「世界で一番美しい会社」、ブルネロ・クチネリから学べること
以前、留学先のアメリカ西海岸でIT起業とは別に刺激をもらったのは、欧州の文化をマネタイズしながら世界にインパクトを与えているLVMHグループの存在だった。
そこから、日本文化にもそうした可能性をみて伝統工芸の世界に足を踏み入れることになった。試行錯誤を経て、いま自分たちが目標にしたいと思える存在に、イタリアのウンブリア州にある小村を拠点にする高級カシミアブランド、ブルネロ・クチネリがある。つい最近、現地を訪問させてもらった。
1978年創業のこのブランドで注目すべきは、カラフルなカシミアニットを軸にした職人仕事の魅力に加え、「働く者の尊厳」を大切にする価値観だ。創業者のブルネロ・クチネリは、職人たちと質の高いものづくりを追求しただけでなく、現在の拠点、ソロメオ村の丘陵にあった古城を修復して社屋に活用し、地域の人々を多く雇用。

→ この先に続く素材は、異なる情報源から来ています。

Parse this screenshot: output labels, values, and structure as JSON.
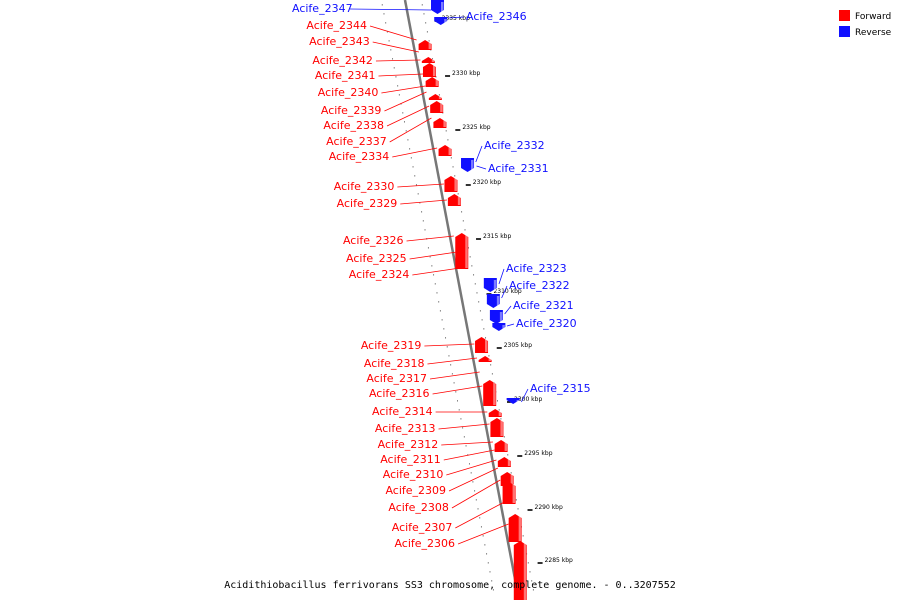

さらに劇場や図書館、職人工芸学校まで開設するなど、人と地域を大切にする経営を続けている。「世界で一番美しい会社」とも称されるのは、単にその景観だけでなく、そうした人間主義的経営が高く評価されてのことだろう。
彼の起業ストーリーを読むと、まだ若いころに熟練の職人たちを訪ねて回り、ときには半ば呆れられながら、やがてその情熱で協働の道を切り拓いていったことがわかる。国も文化も、そして扱うものづくりのジャンルも僕たちとは違うけれど、勝手に強いシンパシーと尊敬の念を抱いている。
クチネリさんのような域に達するにはまだ先は長いと思うが、人と自然、経済と自然のリズム、あらゆるバランスを大切にすることを決して忘れないためにも、彼らの存在は今の僕たちにとって大切な道標になっている。